Abecedário de uma arte popular






Abecedário de uma arte popular

José Nêumanne

O ABC é uma modalidade do repente (poesia popular sertaneja) e do cordel, sendo basicamente usado para celebrar feitos e heróis do povo, que ouve os desafios de viola ou lê os folhetos com romances vendidos nas feiras livres do sertão. É uma prática ancestral de celebrar o heroísmo a partir de senhas, ou palavras-chave, por ordem alfabética, de A a Z. Bráulio Tavares, que conhece bem as formas literárias populares do Nordeste (assim como da ficção científica), recorreu a esse modo para fazer uma abordagem original do universo no qual se apóiam dramas e romances de seu conterrâneo Ariano Suassuna. No ano da comemoração dos 80 anos do escritor paraibano (nascido no Palácio do Governo, em 1927, ano em que seu pai, João Suassuna, era presidente da Província, que sempre lhe serviu de cenário, mesmo tendo o autor se mudado para Pernambuco, em cuja capital, Recife, foi estudar, quando sua mãe ainda morava em Taperoá), ABC de Ariano Suassuna se destaca exatamente por isso.

Leitor apaixonado da poesia e do romance e espectador privilegiado do teatro de Suassuna, o escritor de Campina Grande aproveita a celebração da efeméride para revolver, de forma competente e agradável, todo o universo mítico no qual o literato pessoense ergueu seu marco, para usar outra expressão familiar aos interessados na poética popular nordestina: Marco Marciano, por sinal, é o título da canção de Lenine e Bráulio que mistura a epopéia sideral com a saga sertaneja. Bráulio recorreu a um expediente interessante para facilitar a leitura do abecedário pelo leitor urbano, desacostumado à fórmula. O primeiro verbete é Acauã, nome da fazenda onde Ariano passou os primeiros anos de sua infância, com o pai ainda vivo. A fazenda, em Souza, no sertão paraibano, é histórica, pois por lá passou Frei Caneca em ferros a caminho do Recife, onde liderara malograda revolta republicana contra o Primeiro Império, e teve sua decadência registrada nas imagens de um clássico do documentário brasileiro, O País de São Saruê (título inspirado num folheto de cordel), dirigido por outro paraibano, Vladimir Carvalho.

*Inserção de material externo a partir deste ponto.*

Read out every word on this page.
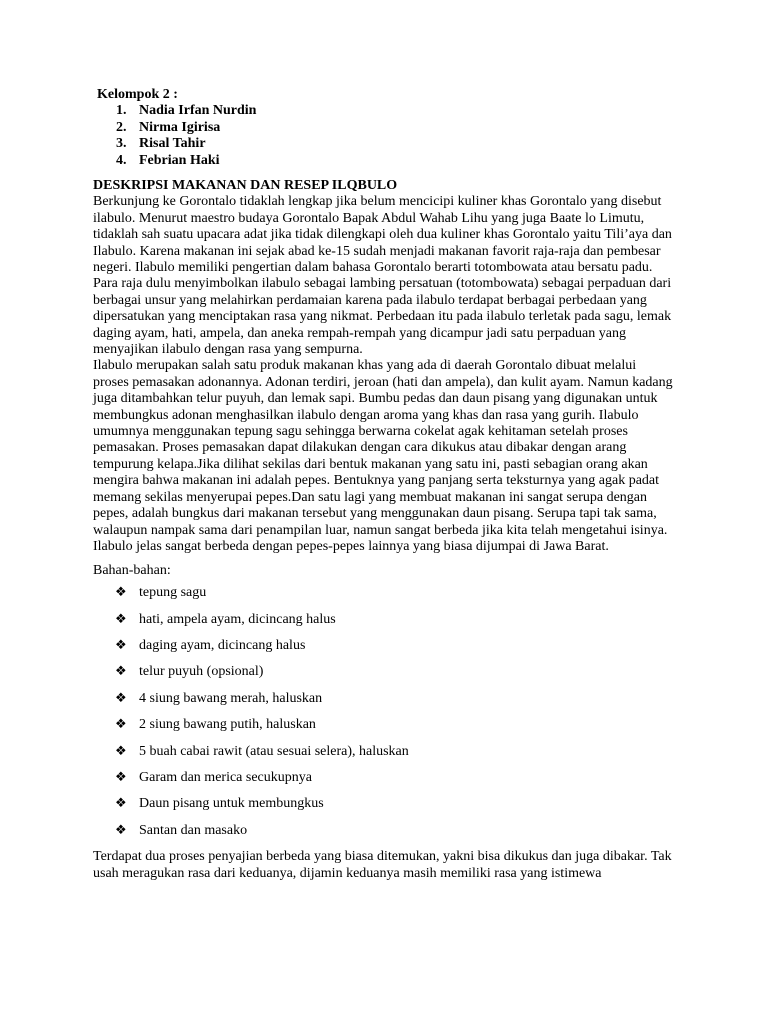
Kelompok 2 :
1. Nadia Irfan Nurdin
2. Nirma Igirisa
3. Risal Tahir
4. Febrian Haki
DESKRIPSI MAKANAN DAN RESEP ILQBULO

Berkunjung ke Gorontalo tidaklah lengkap jika belum mencicipi kuliner khas Gorontalo yang disebut ilabulo. Menurut maestro budaya Gorontalo Bapak Abdul Wahab Lihu yang juga Baate lo Limutu, tidaklah sah suatu upacara adat jika tidak dilengkapi oleh dua kuliner khas Gorontalo yaitu Tili’aya dan Ilabulo. Karena makanan ini sejak abad ke-15 sudah menjadi makanan favorit raja-raja dan pembesar negeri. Ilabulo memiliki pengertian dalam bahasa Gorontalo berarti totombowata atau bersatu padu. Para raja dulu menyimbolkan ilabulo sebagai lambing persatuan (totombowata) sebagai perpaduan dari berbagai unsur yang melahirkan perdamaian karena pada ilabulo terdapat berbagai perbedaan yang dipersatukan yang menciptakan rasa yang nikmat. Perbedaan itu pada ilabulo terletak pada sagu, lemak daging ayam, hati, ampela, dan aneka rempah-rempah yang dicampur jadi satu perpaduan yang menyajikan ilabulo dengan rasa yang sempurna.

Ilabulo merupakan salah satu produk makanan khas yang ada di daerah Gorontalo dibuat melalui proses pemasakan adonannya. Adonan terdiri, jeroan (hati dan ampela), dan kulit ayam. Namun kadang juga ditambahkan telur puyuh, dan lemak sapi. Bumbu pedas dan daun pisang yang digunakan untuk membungkus adonan menghasilkan ilabulo dengan aroma yang khas dan rasa yang gurih. Ilabulo umumnya menggunakan tepung sagu sehingga berwarna cokelat agak kehitaman setelah proses pemasakan. Proses pemasakan dapat dilakukan dengan cara dikukus atau dibakar dengan arang tempurung kelapa.Jika dilihat sekilas dari bentuk makanan yang satu ini, pasti sebagian orang akan mengira bahwa makanan ini adalah pepes. Bentuknya yang panjang serta teksturnya yang agak padat memang sekilas menyerupai pepes.Dan satu lagi yang membuat makanan ini sangat serupa dengan pepes, adalah bungkus dari makanan tersebut yang menggunakan daun pisang. Serupa tapi tak sama, walaupun nampak sama dari penampilan luar, namun sangat berbeda jika kita telah mengetahui isinya. Ilabulo jelas sangat berbeda dengan pepes-pepes lainnya yang biasa dijumpai di Jawa Barat.

Bahan-bahan:
❖ tepung sagu
❖ hati, ampela ayam, dicincang halus
❖ daging ayam, dicincang halus
❖ telur puyuh (opsional)
❖ 4 siung bawang merah, haluskan
❖ 2 siung bawang putih, haluskan
❖ 5 buah cabai rawit (atau sesuai selera), haluskan
❖ Garam dan merica secukupnya
❖ Daun pisang untuk membungkus
❖ Santan dan masako

Terdapat dua proses penyajian berbeda yang biasa ditemukan, yakni bisa dikukus dan juga dibakar. Tak usah meragukan rasa dari keduanya, dijamin keduanya masih memiliki rasa yang istimewa
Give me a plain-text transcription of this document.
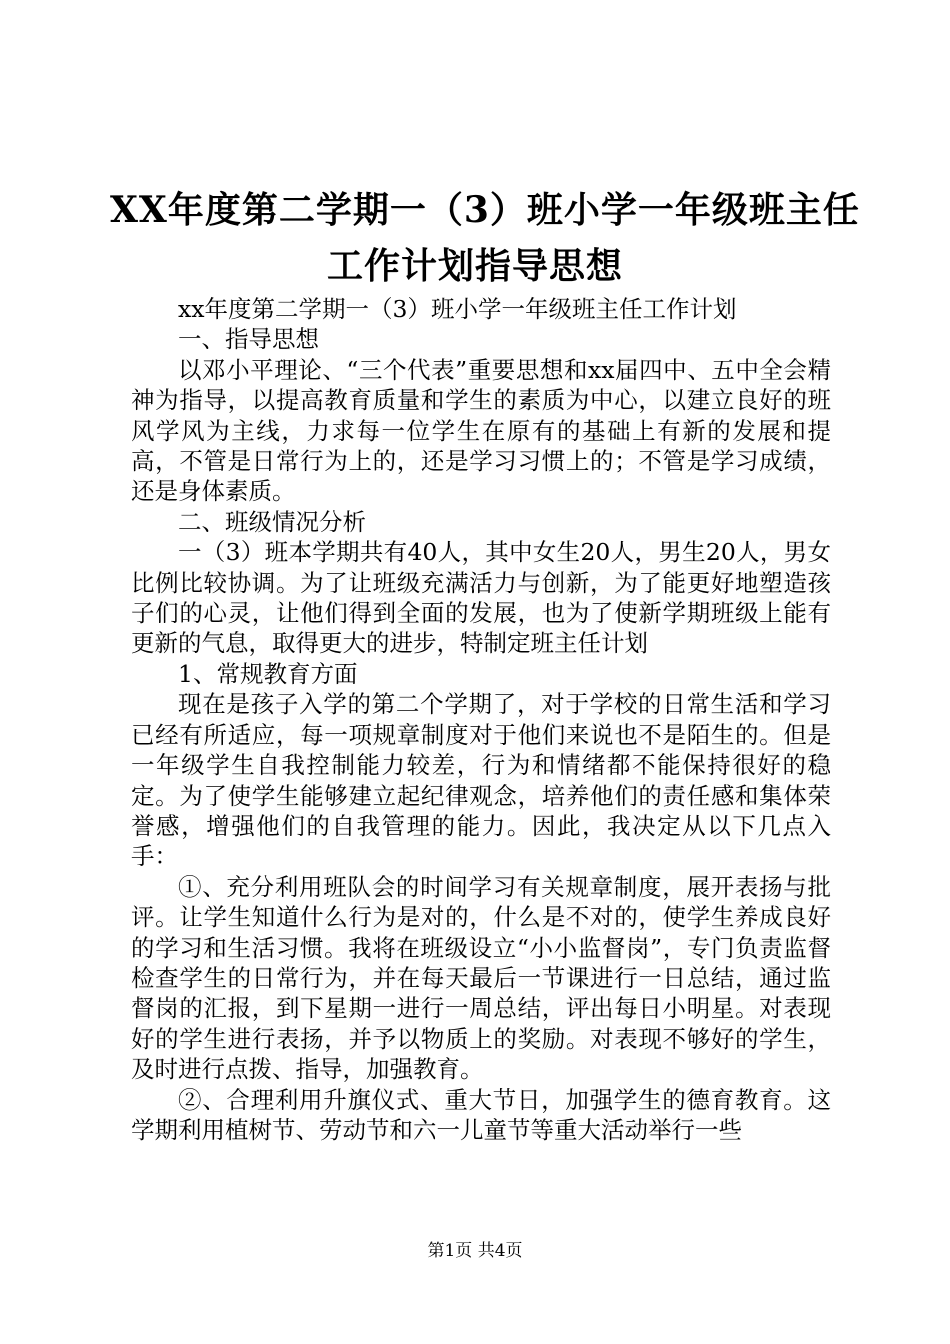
XX年度第二学期一（3）班小学一年级班主任
工作计划指导思想

xx年度第二学期一（3）班小学一年级班主任工作计划

一、指导思想

以邓小平理论、“三个代表”重要思想和xx届四中、五中全会精神为指导，以提高教育质量和学生的素质为中心，以建立良好的班风学风为主线，力求每一位学生在原有的基础上有新的发展和提高，不管是日常行为上的，还是学习习惯上的；不管是学习成绩，还是身体素质。

二、班级情况分析

一（3）班本学期共有40人，其中女生20人，男生20人，男女比例比较协调。为了让班级充满活力与创新，为了能更好地塑造孩子们的心灵，让他们得到全面的发展，也为了使新学期班级上能有更新的气息，取得更大的进步，特制定班主任计划

1、常规教育方面

现在是孩子入学的第二个学期了，对于学校的日常生活和学习已经有所适应，每一项规章制度对于他们来说也不是陌生的。但是一年级学生自我控制能力较差，行为和情绪都不能保持很好的稳定。为了使学生能够建立起纪律观念，培养他们的责任感和集体荣誉感，增强他们的自我管理的能力。因此，我决定从以下几点入手：

①、充分利用班队会的时间学习有关规章制度，展开表扬与批评。让学生知道什么行为是对的，什么是不对的，使学生养成良好的学习和生活习惯。我将在班级设立“小小监督岗”，专门负责监督检查学生的日常行为，并在每天最后一节课进行一日总结，通过监督岗的汇报，到下星期一进行一周总结，评出每日小明星。对表现好的学生进行表扬，并予以物质上的奖励。对表现不够好的学生，及时进行点拨、指导，加强教育。

②、合理利用升旗仪式、重大节日，加强学生的德育教育。这学期利用植树节、劳动节和六一儿童节等重大活动举行一些

第1页 共4页
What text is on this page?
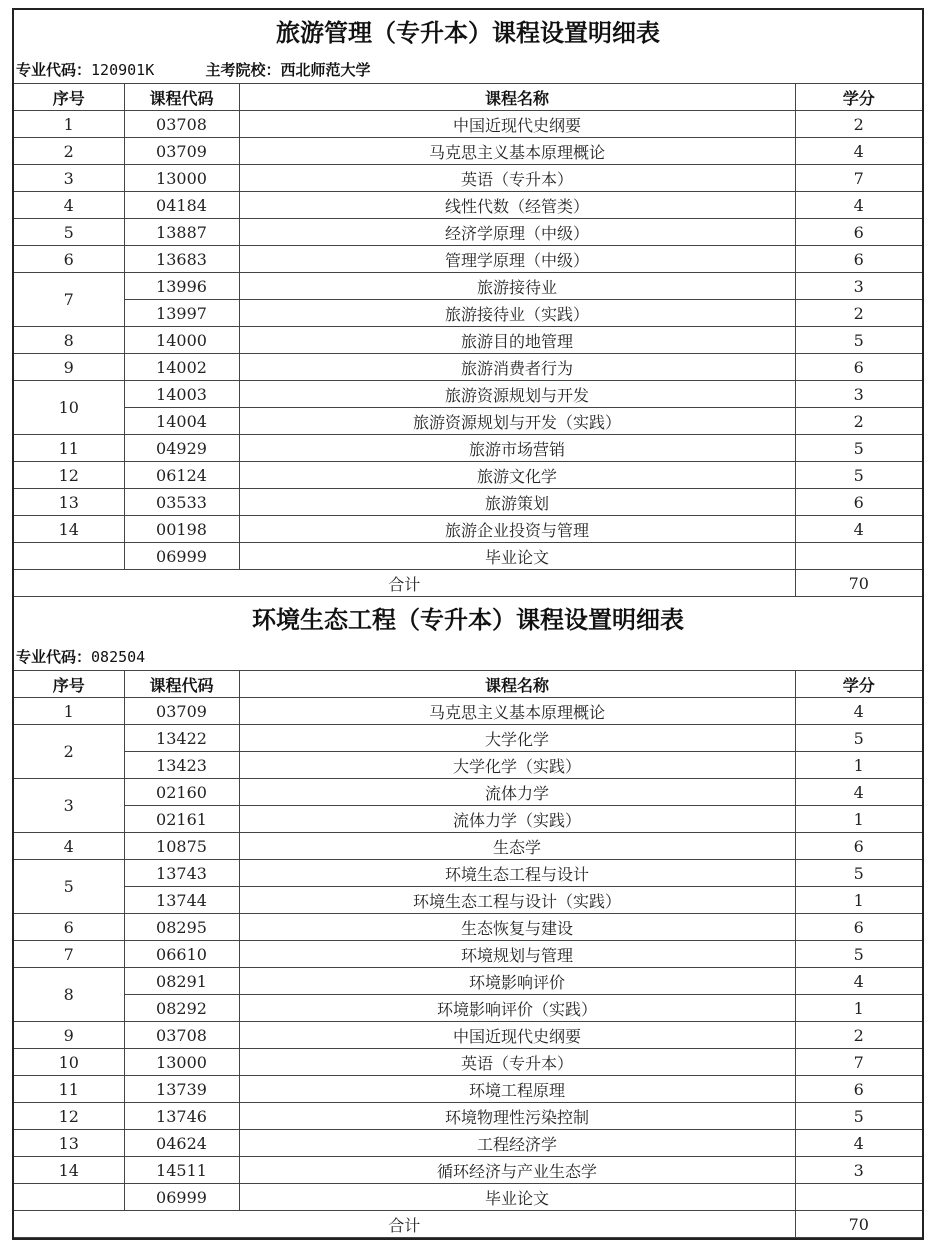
旅游管理（专升本）课程设置明细表
专业代码：120901K	主考院校：西北师范大学
序号	课程代码	课程名称	学分
1	03708	中国近现代史纲要	2
2	03709	马克思主义基本原理概论	4
3	13000	英语（专升本）	7
4	04184	线性代数（经管类）	4
5	13887	经济学原理（中级）	6
6	13683	管理学原理（中级）	6
7	13996	旅游接待业	3
	13997	旅游接待业（实践）	2
8	14000	旅游目的地管理	5
9	14002	旅游消费者行为	6
10	14003	旅游资源规划与开发	3
	14004	旅游资源规划与开发（实践）	2
11	04929	旅游市场营销	5
12	06124	旅游文化学	5
13	03533	旅游策划	6
14	00198	旅游企业投资与管理	4
	06999	毕业论文	
合计			70
环境生态工程（专升本）课程设置明细表
专业代码：082504
序号	课程代码	课程名称	学分
1	03709	马克思主义基本原理概论	4
2	13422	大学化学	5
	13423	大学化学（实践）	1
3	02160	流体力学	4
	02161	流体力学（实践）	1
4	10875	生态学	6
5	13743	环境生态工程与设计	5
	13744	环境生态工程与设计（实践）	1
6	08295	生态恢复与建设	6
7	06610	环境规划与管理	5
8	08291	环境影响评价	4
	08292	环境影响评价（实践）	1
9	03708	中国近现代史纲要	2
10	13000	英语（专升本）	7
11	13739	环境工程原理	6
12	13746	环境物理性污染控制	5
13	04624	工程经济学	4
14	14511	循环经济与产业生态学	3
	06999	毕业论文	
合计			70
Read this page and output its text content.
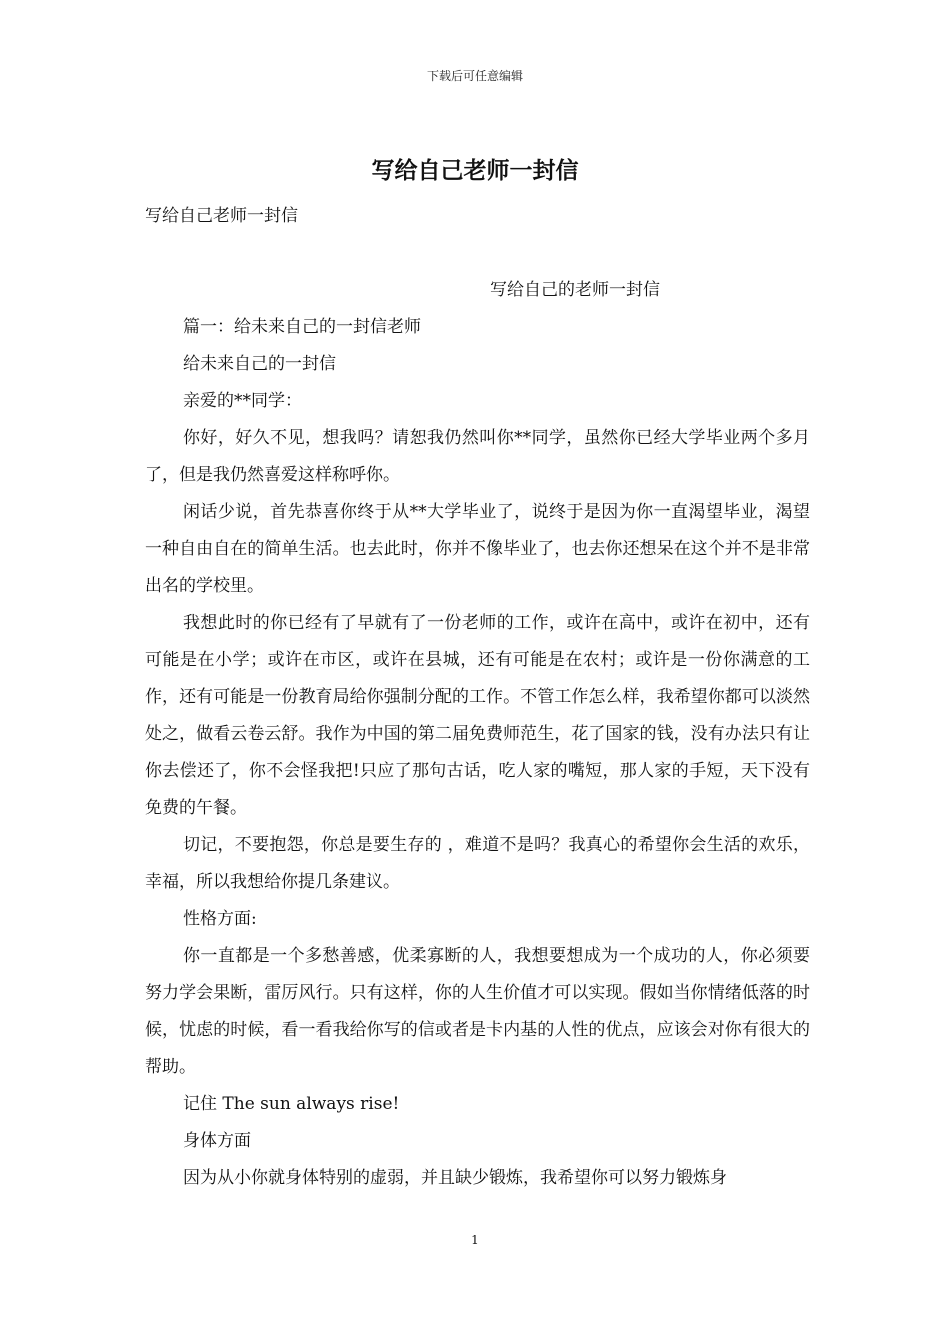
下载后可任意编辑
写给自己老师一封信

写给自己老师一封信

写给自己的老师一封信

篇一：给未来自己的一封信老师

给未来自己的一封信

亲爱的**同学：

你好，好久不见，想我吗？请恕我仍然叫你**同学，虽然你已经大学毕业两个多月了，但是我仍然喜爱这样称呼你。

闲话少说，首先恭喜你终于从**大学毕业了，说终于是因为你一直渴望毕业，渴望一种自由自在的简单生活。也去此时，你并不像毕业了，也去你还想呆在这个并不是非常出名的学校里。

我想此时的你已经有了早就有了一份老师的工作，或许在高中，或许在初中，还有可能是在小学；或许在市区，或许在县城，还有可能是在农村；或许是一份你满意的工作，还有可能是一份教育局给你强制分配的工作。不管工作怎么样，我希望你都可以淡然处之，做看云卷云舒。我作为中国的第二届免费师范生，花了国家的钱，没有办法只有让你去偿还了，你不会怪我把!只应了那句古话，吃人家的嘴短，那人家的手短，天下没有免费的午餐。

切记，不要抱怨，你总是要生存的 ，难道不是吗？我真心的希望你会生活的欢乐，幸福，所以我想给你提几条建议。

性格方面:

你一直都是一个多愁善感，优柔寡断的人，我想要想成为一个成功的人，你必须要努力学会果断，雷厉风行。只有这样，你的人生价值才可以实现。假如当你情绪低落的时候，忧虑的时候，看一看我给你写的信或者是卡内基的人性的优点，应该会对你有很大的帮助。

记住 The sun always rise!

身体方面

因为从小你就身体特别的虚弱，并且缺少锻炼，我希望你可以努力锻炼身

1
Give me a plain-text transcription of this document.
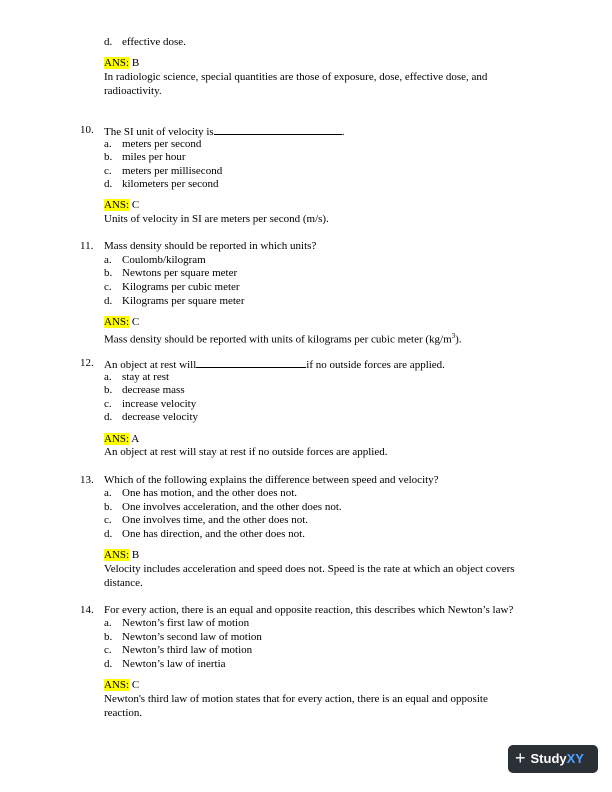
d. effective dose.
ANS: B
In radiologic science, special quantities are those of exposure, dose, effective dose, and radioactivity.
10. The SI unit of velocity is	.
a. meters per second
b. miles per hour
c. meters per millisecond
d. kilometers per second
ANS: C
Units of velocity in SI are meters per second (m/s).
11. Mass density should be reported in which units?
a. Coulomb/kilogram
b. Newtons per square meter
c. Kilograms per cubic meter
d. Kilograms per square meter
ANS: C
Mass density should be reported with units of kilograms per cubic meter $(kg/m^3)$.
12. An object at rest will	if no outside forces are applied.
a. stay at rest
b. decrease mass
c. increase velocity
d. decrease velocity
ANS: A
An object at rest will stay at rest if no outside forces are applied.
13. Which of the following explains the difference between speed and velocity?
a. One has motion, and the other does not.
b. One involves acceleration, and the other does not.
c. One involves time, and the other does not.
d. One has direction, and the other does not.
ANS: B
Velocity includes acceleration and speed does not. Speed is the rate at which an object covers distance.
14. For every action, there is an equal and opposite reaction, this describes which Newton’s law?
a. Newton’s first law of motion
b. Newton’s second law of motion
c. Newton’s third law of motion
d. Newton’s law of inertia
ANS: C
Newton's third law of motion states that for every action, there is an equal and opposite reaction.
+ StudyXY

Descrita no verbete João Grilo, seu protagonista, a obra-prima de Ariano Suassuna, a comédia teatral O Auto da Compadecida, é, como ele mesmo gosta de apregoar em suas engraçadíssimas aulas-espetáculo, a fusão de três folhetos de cordel, que leu na infância. O mais celebrado de sua prosa de ficção, A Pedra do Reino, do qual Luiz Fernando de Carvalho adaptou uma microssérie para a televisão, levada ao ar em junho passado, justamente quando se comemorava o aniversário do autor do romance, também se inspira (mais que isso, se molda) em formas da narrativa popular, seja cantada por violeiros e rabequistas, seja impressa nos folhetos dos poetas de bancada. O título da tese da professora Elizabeth Marinheiro sobre o romance - A Intertextualidade das Formas Simples - remete exatamente a essa questão: trata-se de um texto de ficção construído sobre a intertextualidade, só que não das citações eruditas, como o termo complicado pode insinuar, mas, sim, das formas literárias que falam diretamente ao goto, ao gosto e ao conhecimento do povo. A forma original que Bráulio encontrou para celebrar seu ídolo foi falar das fontes em que ele bebeu para construir a obra pela qual ele se tornou conhecido e festejado no Brasil inteiro na programação do veículo popular por excelência da arte, da cultura, do entretenimento e da informação. Ao dissecar as origens dos textos nos quais o celebrado autor se inspirou, o exegeta aproveitou para trazer a lume a extraordinária riqueza da produção literária dos sertões. É conhecida da academia - e até mesmo do público leitor em geral - a militância de Ariano pela conservação das formas da cultura popular, de origem marcadamente ibérica, mas misturada com tradições indígenas e africanas. Infelizmente, contudo, só se conhece a releitura que ele tem feito, primeiro no teatro e depois na prosa de ficção, das obras seminais dessa cultura, que pode ser sepultada pela urbanização, pela tecnologia e, sobretudo, pela globalização. Bráulio faz, neste sentido, um trabalho exemplar, ao escavar, como um arqueólogo e expor à luz do dia obras de extraordinário valor, recriadas pelo engenho e pela arte de um escritor fora de série, ao qual, aliás, o autor do abecedário sempre rendeu suas homenagens, a ponto de se tornar um especialista - para tanto convidado para participar da redação do roteiro original da microssérie para a televisão.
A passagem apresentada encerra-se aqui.